This is the second book in Kevin Morgan’s series Bolshevism and the British Left. It explores how the veteran Fabian socialists Beatrice and Sidney Webb came to regard Stalin’s Russia as a ‘new civilisation’ and the hope of the world.
Through a meticulous reconstruction of the Webbs’ thinking, Morgan offers a challenging reassessment of accepted stereotypes. Drawing on their diaries, papers and published writings, he assesses the couple’s complex political evolution over some four decades, and shows how much more significant were their individual responses than the cliche of ‘two typewriters beating as one’ would suggest. While Sidney upheld the statist and technocratic perspectives synonymous with ‘Webbism’, Beatrice also contributed concerns with associationism and the search for a higher social morality.
Their love affair with Soviet communism, which seemed to represent both synthesis and transcendence of these different strands of their thought, was far less idiosyncratic than is sometimes thought. Here it is discussed in a broader context, and the paradox that emerges is that across the European left it was often precisely those who had previously been most suspicious of state socialism who subsequently proved most susceptible to its Soviet apotheosis.

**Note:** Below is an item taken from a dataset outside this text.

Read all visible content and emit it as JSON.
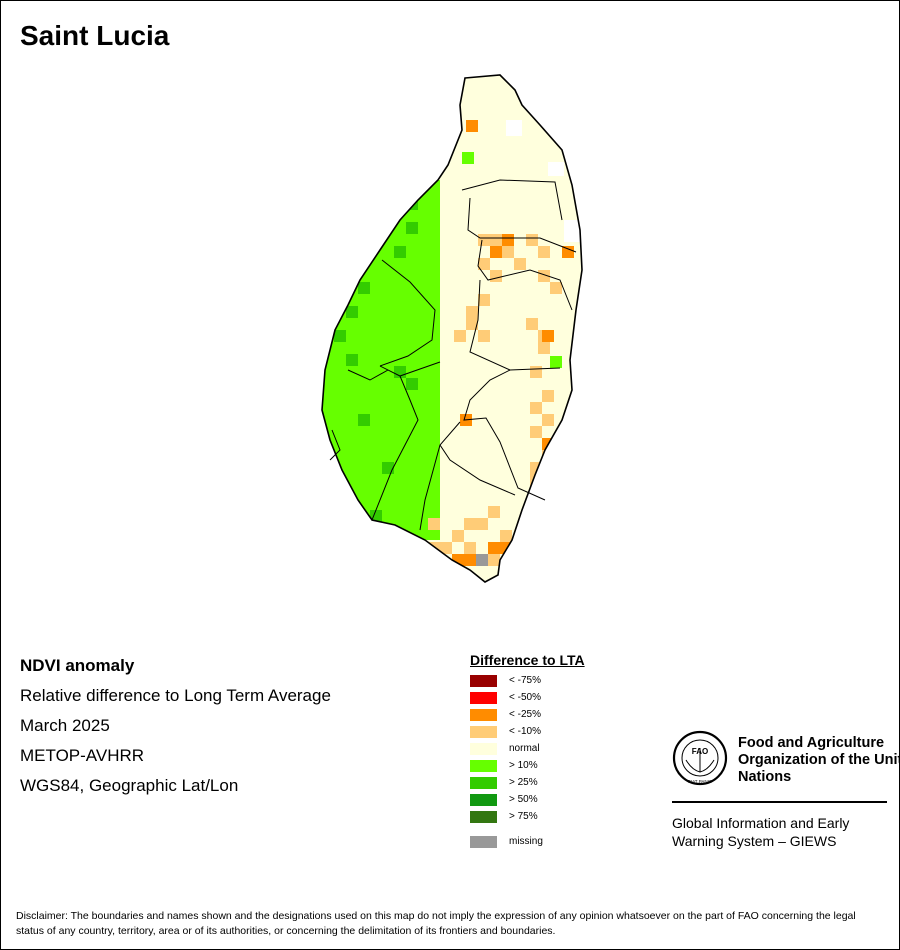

Kevin Morgan is Professor of Politics and Contemporary History at the University of Manchester. He is the author of Harry Pollitt (Manchester University Press, 1993) and co-author of Communists in British Society 1920-1991 (Rivers Oram Press, 2005)
The Webbs and Soviet Communism is the Part 2 in a three-volume series, Bolshevism and the British Left, which examines attitudes to Soviet Russia as a way of opening up broader questions about the character of the British left between the 1890s and the 1940s.